Mixtape by Mike Posner
- Released: February 28, 2009
- Genre: Pop; hip hop; R&B;
- Length: 36:25

Mike Posner chronology
|  | A Matter of Time (2009) | One Foot Out the Door (2009) |

= A Matter of Time (mixtape) =

A Matter of Time is the debut mixtape by American singer-songwriter Mike Posner. It was released on February 28, 2009.

==Background==
The mixtape was released before Posner was signed to J Records (RCA/Sony). The mixtape features the Brain Trust which includes underground rappers Big Sean, Donnis, Jackie Chain, and singer Eric Holljes. DJ Benzi mixed the mixtape, Don Cannon hosted and shouted out on the mixtape, and Posner did most of all his recordings and writing in his dorm room. His hit single "Cooler Than Me" was debuted on the mixtape before it was released as his first single from his debut studio album, 31 Minutes to Takeoff.

==Style==
The mixtape has an eclectic range of genres. It combines synthpop, pop, R&B, and hip-hop. The mixtape contains a few covers such as Beyoncé's "Halo" and the rest are original tracks.

==Notable songs==
"Cooler Than Me" was originally released from the mixtape before being released as the first single from 31 Minutes to Takeoff. "Smoke & Drive" featuring Big Sean, Donnis, and Jackie Chain was another single from the mixtape.
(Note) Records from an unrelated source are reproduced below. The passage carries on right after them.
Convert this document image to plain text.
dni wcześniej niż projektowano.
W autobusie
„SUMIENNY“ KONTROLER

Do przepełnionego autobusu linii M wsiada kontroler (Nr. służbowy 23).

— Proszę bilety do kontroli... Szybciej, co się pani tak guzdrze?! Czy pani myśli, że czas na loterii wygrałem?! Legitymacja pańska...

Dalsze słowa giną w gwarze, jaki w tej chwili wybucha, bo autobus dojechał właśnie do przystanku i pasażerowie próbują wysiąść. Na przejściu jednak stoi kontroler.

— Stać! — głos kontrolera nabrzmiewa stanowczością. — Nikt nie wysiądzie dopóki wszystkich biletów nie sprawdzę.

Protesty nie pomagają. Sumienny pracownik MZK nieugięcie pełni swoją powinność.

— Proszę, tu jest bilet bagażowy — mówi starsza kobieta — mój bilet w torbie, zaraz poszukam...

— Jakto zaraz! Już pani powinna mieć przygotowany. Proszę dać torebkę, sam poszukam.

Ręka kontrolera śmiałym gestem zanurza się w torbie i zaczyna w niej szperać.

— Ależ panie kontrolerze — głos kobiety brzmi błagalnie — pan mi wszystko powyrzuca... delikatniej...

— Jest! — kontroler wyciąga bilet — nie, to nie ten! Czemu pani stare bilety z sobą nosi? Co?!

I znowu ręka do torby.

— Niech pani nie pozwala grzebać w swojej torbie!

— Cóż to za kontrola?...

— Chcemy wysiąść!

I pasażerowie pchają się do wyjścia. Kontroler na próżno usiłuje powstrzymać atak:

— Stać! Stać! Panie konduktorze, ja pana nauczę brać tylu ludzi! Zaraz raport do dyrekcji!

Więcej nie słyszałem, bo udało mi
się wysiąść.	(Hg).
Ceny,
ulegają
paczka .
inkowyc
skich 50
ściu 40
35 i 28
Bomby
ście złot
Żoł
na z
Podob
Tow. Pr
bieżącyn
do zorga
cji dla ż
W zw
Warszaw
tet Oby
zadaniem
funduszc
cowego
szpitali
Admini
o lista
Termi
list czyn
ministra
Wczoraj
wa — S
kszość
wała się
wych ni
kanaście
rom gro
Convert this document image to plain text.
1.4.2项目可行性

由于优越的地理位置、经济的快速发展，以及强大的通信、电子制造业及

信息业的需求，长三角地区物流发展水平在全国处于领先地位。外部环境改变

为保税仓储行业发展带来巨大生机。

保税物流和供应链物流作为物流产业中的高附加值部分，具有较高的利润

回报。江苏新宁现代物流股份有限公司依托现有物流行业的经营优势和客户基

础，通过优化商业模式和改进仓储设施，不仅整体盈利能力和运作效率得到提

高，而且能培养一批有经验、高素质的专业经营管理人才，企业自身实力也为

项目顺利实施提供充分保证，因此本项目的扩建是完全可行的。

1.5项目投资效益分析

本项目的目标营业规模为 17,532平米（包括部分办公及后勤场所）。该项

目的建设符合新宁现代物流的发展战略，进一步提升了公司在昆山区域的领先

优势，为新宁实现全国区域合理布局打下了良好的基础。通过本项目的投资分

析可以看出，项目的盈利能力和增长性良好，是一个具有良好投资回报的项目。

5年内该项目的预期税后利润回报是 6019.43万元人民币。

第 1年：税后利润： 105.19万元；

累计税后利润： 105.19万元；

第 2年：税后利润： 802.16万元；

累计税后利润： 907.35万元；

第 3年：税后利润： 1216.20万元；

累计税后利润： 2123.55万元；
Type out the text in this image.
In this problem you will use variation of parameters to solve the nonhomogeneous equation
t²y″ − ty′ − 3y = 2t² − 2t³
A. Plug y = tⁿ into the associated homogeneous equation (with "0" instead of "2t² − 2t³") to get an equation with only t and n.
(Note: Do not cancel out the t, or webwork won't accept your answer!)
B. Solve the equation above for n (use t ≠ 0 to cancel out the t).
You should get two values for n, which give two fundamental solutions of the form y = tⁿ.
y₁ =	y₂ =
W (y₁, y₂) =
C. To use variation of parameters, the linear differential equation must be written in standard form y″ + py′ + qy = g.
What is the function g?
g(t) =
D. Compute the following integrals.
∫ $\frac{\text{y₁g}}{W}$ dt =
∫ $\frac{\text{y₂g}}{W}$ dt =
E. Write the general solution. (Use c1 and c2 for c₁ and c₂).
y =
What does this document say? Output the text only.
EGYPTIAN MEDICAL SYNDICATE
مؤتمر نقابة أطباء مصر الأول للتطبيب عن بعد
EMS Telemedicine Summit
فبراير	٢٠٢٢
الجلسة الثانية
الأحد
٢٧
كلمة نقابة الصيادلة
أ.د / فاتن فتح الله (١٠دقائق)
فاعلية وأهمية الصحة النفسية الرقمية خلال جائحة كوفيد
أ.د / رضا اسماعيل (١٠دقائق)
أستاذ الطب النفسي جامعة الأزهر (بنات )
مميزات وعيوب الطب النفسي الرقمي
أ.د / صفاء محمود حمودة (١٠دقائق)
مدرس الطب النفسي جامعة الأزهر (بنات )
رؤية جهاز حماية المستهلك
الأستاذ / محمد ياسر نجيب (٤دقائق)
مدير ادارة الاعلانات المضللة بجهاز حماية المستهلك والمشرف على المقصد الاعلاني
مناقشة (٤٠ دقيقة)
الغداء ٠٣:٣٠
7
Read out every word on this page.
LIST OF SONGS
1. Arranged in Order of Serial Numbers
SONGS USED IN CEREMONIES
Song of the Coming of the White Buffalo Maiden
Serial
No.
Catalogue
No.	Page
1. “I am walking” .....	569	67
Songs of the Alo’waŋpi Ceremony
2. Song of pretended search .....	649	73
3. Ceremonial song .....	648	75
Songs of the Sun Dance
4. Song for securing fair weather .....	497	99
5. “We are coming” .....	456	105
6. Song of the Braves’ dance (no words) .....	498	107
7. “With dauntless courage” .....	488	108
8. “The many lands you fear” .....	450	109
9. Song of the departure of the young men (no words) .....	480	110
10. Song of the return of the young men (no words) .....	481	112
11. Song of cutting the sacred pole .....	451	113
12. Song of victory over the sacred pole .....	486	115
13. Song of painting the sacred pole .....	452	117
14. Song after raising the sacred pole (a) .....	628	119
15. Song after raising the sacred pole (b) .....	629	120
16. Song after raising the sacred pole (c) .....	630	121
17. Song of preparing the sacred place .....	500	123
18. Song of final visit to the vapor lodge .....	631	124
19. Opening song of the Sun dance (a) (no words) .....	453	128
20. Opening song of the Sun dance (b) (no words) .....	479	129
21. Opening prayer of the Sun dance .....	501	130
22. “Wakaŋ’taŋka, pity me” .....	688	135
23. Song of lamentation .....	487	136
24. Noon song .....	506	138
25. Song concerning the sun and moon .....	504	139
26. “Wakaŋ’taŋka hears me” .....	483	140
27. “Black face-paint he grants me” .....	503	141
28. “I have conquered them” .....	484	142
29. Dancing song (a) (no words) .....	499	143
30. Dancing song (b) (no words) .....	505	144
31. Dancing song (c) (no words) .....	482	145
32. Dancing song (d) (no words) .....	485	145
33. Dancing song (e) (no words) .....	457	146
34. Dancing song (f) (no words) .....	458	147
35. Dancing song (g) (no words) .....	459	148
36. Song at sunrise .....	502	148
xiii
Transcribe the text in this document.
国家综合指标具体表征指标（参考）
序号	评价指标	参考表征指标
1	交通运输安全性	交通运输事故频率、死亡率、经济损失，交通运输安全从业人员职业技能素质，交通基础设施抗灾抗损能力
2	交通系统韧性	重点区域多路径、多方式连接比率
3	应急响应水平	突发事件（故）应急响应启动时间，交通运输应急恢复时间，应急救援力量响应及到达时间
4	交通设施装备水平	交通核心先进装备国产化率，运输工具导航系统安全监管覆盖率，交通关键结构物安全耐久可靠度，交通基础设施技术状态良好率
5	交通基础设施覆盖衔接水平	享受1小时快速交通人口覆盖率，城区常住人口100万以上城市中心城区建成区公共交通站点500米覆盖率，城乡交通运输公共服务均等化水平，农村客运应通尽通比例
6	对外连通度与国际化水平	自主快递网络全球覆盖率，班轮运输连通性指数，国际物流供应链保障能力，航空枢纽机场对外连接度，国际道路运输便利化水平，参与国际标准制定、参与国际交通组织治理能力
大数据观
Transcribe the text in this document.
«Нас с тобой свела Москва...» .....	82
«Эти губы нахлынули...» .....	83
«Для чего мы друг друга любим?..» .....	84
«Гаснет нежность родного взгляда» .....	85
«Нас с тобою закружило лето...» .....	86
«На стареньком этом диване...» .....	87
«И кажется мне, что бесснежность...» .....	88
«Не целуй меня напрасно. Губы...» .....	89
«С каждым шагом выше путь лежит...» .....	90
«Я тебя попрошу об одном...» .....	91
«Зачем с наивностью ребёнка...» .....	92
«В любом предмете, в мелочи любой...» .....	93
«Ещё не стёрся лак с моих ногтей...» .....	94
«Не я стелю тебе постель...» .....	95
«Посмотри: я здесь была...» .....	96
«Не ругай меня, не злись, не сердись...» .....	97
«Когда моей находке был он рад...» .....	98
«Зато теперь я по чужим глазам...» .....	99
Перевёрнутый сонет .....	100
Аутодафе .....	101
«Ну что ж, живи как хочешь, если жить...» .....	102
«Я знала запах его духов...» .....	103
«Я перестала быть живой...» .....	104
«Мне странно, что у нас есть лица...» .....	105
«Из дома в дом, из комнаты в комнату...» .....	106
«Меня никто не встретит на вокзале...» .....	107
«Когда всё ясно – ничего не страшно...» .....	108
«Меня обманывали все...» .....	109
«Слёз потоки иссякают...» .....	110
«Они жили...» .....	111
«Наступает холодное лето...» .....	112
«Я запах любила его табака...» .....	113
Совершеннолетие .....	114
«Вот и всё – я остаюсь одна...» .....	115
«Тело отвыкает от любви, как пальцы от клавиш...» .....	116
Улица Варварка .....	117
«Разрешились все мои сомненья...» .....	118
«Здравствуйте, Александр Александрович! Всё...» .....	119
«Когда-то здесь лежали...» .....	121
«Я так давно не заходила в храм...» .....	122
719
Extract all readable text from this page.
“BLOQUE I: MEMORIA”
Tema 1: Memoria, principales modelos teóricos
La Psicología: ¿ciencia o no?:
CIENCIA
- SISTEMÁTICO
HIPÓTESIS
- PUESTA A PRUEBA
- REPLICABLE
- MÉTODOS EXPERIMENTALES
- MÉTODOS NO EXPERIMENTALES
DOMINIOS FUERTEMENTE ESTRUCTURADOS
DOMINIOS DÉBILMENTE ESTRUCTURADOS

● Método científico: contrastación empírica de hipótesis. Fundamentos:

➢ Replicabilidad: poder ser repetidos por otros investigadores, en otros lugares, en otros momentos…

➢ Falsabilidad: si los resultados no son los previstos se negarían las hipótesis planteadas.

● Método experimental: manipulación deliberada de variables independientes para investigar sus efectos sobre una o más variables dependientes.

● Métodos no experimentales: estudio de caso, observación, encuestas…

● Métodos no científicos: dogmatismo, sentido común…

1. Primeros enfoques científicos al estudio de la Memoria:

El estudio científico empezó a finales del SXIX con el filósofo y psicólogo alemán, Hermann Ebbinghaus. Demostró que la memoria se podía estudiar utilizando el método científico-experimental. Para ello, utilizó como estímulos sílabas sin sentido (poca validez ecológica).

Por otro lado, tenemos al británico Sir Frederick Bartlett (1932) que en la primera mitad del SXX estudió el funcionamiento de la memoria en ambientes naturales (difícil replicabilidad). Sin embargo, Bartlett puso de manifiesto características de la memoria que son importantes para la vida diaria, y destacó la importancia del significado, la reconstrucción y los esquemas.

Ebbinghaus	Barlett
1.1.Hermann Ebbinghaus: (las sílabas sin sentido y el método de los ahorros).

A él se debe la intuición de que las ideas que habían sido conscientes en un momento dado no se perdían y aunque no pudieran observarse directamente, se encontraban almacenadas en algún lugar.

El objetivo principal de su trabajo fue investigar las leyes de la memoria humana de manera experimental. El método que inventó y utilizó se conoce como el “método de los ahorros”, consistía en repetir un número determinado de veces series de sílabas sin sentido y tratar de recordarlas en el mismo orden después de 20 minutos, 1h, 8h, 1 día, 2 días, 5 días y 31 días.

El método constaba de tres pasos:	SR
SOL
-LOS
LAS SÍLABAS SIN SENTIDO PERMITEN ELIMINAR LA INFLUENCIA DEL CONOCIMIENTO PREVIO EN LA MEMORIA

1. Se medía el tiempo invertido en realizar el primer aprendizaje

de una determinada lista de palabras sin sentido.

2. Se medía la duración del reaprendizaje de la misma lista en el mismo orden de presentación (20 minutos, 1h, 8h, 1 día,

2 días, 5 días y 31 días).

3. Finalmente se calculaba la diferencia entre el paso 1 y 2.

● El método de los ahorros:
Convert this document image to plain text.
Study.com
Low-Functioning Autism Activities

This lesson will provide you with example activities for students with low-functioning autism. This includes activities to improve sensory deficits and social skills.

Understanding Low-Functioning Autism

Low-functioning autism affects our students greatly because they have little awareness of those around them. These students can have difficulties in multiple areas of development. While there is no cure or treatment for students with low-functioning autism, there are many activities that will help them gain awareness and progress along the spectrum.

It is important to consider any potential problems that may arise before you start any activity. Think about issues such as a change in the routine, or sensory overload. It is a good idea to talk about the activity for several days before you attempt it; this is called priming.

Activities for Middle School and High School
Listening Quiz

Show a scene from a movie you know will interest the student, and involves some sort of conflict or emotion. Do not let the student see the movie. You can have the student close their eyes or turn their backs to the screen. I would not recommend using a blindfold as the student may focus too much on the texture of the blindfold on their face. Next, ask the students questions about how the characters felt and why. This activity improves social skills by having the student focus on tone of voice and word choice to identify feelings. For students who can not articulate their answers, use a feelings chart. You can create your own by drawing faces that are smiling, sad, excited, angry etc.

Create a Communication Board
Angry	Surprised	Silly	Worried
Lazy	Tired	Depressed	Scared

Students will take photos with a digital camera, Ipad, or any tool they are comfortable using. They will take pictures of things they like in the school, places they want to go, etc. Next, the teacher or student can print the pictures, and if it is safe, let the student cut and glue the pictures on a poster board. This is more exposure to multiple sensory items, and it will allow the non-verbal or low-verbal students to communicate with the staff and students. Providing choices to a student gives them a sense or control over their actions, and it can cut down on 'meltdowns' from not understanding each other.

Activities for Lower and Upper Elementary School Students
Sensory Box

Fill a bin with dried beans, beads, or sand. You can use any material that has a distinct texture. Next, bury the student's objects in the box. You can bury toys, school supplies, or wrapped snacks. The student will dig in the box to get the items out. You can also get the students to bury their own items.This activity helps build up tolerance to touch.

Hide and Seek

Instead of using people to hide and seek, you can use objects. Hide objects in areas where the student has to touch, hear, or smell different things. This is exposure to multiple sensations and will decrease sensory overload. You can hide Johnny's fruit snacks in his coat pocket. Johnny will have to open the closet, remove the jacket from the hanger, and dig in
This is an extended version off of Big Sean's mixtape "Finally Famous." "Drug Dealer Girl" is one of the most culturally popular songs from the mixtape. The music video for the song featured Dominican model Rosa Acosta and was shot on the Duke University campus where Posner attended.

==Track listing==

Track listing
| No. | Title | Producer(s) | Length |
|---|---|---|---|
| 1. | "Tick" (featuring Don Cannon) | Mike Posner | 1:18 |
| 2. | "Drug Dealer Girl" | Mike Posner, Wrightrax | 3:57 |
| 3. | "Cooler Than Me" (featuring Big Sean) | Mike Posner | 3:47 |
| 4. | "Hey Cupid" | Mike Posner | 3:52 |
| 5. | "Still Not Over You" (featuring Eric Holljes) | Mike Posner, Eric Holljes | 3:16 |
| 6. | "Evil Woman" | Mike Posner | 3:01 |
| 7. | "Who Knows?" (featuring Big Sean) | Mike Posner | 3:12 |
| 8. | "Halo" | Beyoncé Knowles, Ryan Tedder, E. Kidd Bogart, Mike Posner | 3:00 |
| 9. | "Smoke & Drive" (featuring Big Sean, Donnis, and Jackie Chain) | Mike Posner | 3:23 |
| 10. | "Losing My Mind" | Drumma Boy | 2:48 |
| 11. | "A Matter of Time" | Mike Posner | 3:38 |
| 12. | "Tock" (featuring Don Cannon) | Mike Posner | 1:12 |

==Chart success==
"A Matter of Time" was in the top number one position of the iTunesU, which is for free lectures by professors.